The album begins with “Sucker”, a sweet yet powerful song. “Sucker” was originally in the band’s EP, but was remastered and then put on the complete album. This song has mellow vocals with heavier instruments in the chorus, and the hints of chimes and dog barks in the far background are much appreciated.
“Pull the Other One” is next on the album. The name of the song can only remind me of Jenga, the well known game that is responsible for the hundreds of missing blocks around every American’s household. Anyway, “Pull the Other One” has a fascinating tone to it. Like other songs on the album, the Chorus seems to be much more pronounced than the rest of the song with heavier instrument and an overall louder voice.
“Cupid” definitely appears to be on the softer side until you get about a minute into the song. Also on the band’s EP, the song was then put on the album. Resembling the man behind the name, “Cupid” is clearly a love song and is nothing but pleasing to the ears. Even though the song is a bit heavy on the instruments, the vocals manage to stay low. This song is by far my favorite off the album. It’s nearly impossible to not get this song stuck in your head.

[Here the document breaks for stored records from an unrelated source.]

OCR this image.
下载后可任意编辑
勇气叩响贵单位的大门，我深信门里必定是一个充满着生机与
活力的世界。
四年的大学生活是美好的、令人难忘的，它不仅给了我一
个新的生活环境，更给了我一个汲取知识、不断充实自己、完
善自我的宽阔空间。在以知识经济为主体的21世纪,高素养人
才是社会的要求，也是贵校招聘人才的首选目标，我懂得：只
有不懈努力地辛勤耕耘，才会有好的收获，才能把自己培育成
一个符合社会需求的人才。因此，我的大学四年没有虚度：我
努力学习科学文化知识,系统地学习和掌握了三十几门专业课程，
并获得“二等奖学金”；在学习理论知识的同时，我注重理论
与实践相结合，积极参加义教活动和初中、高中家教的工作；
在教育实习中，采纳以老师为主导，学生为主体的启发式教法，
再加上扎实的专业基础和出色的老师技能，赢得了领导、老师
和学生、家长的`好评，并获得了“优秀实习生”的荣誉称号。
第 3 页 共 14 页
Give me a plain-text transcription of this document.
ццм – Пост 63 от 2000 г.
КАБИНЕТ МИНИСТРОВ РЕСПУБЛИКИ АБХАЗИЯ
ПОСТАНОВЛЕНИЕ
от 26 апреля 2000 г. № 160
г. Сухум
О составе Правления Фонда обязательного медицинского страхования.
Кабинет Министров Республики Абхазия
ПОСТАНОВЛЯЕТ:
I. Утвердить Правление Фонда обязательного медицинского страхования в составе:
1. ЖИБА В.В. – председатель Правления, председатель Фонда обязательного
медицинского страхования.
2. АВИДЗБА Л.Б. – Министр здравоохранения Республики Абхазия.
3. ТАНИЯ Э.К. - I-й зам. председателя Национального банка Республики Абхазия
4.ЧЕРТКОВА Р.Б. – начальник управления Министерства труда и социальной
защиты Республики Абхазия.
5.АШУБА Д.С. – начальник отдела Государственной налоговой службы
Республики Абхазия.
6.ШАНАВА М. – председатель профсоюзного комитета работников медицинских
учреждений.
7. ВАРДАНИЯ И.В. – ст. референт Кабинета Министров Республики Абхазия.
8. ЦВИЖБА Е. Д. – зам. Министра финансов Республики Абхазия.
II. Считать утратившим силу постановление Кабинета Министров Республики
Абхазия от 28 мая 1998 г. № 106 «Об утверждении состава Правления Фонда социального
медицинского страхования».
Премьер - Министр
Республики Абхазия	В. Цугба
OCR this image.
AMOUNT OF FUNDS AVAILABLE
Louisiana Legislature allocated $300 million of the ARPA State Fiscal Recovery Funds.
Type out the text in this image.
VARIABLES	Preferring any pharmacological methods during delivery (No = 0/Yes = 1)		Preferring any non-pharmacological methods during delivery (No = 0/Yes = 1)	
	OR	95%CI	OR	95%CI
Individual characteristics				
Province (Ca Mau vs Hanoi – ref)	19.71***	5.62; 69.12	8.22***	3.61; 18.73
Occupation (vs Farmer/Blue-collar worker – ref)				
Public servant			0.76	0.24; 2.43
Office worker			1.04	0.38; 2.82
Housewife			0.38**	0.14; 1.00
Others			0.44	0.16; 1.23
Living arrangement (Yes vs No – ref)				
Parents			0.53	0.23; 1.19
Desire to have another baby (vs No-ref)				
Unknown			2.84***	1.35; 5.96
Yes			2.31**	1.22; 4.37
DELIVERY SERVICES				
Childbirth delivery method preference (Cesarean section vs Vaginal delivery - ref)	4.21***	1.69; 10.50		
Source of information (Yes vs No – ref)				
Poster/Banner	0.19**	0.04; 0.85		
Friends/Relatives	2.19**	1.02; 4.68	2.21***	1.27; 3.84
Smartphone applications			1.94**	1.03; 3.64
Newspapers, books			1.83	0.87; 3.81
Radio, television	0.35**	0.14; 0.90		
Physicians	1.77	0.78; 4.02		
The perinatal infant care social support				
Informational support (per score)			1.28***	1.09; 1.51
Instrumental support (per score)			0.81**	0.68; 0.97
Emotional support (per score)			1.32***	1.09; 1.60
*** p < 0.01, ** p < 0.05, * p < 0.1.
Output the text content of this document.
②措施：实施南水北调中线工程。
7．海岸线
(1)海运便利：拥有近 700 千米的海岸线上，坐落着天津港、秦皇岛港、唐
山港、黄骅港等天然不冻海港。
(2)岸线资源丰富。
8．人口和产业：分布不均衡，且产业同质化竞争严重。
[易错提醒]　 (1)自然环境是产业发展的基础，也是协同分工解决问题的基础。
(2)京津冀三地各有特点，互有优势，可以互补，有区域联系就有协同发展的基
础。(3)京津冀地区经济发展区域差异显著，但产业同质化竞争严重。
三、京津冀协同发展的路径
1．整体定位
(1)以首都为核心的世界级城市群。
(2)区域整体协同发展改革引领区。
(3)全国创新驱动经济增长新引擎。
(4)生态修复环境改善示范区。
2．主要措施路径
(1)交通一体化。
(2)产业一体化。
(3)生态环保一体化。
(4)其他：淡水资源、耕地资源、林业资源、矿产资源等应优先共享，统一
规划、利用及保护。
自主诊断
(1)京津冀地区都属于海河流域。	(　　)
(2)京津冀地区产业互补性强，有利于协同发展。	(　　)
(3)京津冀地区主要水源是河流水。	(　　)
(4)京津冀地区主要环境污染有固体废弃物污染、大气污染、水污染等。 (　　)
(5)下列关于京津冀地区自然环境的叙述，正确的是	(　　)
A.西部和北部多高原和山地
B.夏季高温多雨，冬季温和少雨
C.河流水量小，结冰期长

“Formidable” is one of The Big Moon’s more popular songs. Once again, it starts off quiet, but progresses to get louder halfway through the song. Even though this is true, the song is completely different from the rest. “Formidable” would make the perfect poster child for garageband music as a genre. It has a certain vibe to it that is nearly irresistible.
“Silent Movie Susie”, the song titled the same as the album, “Love in the 4th Dimension” and “Bonfire” tend to stay heavier all throughout each song. The songs are very catchy, though, and I find myself listening to each of them on repeat from time to time.
“Zeds” and “The Road” are the only completely mellow songs on the entirety of the album. I could easily fall asleep listening to each of these songs, ands it’s very nice to have something quite while listening to the album. It’s almost refreshing.
And last, but hopefully not least, “The End” is a perfect fitting name for the final song on the album. Oddly enough, this song reminds me of the end of the world. For all I know, that may be what it is about. “The End” is both on the softer side and the heavier side and is a good song overall.
“I really enjoy this album”, says Jess Matthews, an avid music enthusiast. “Its definitely unique. It’s not the type of music you hear on the radio all the time and it fits the genre of music I like.”
I feel like Love in the 4th Dimension would be the perfect album to play on a roadtrip. It gets a perfect mixture between soft and heavy vocals and instruments and while listening all you want to do is sing along, even if you don’t know the words. I would highly recommend this album to anyone and I would highly recommend constantly listening to it on repeat.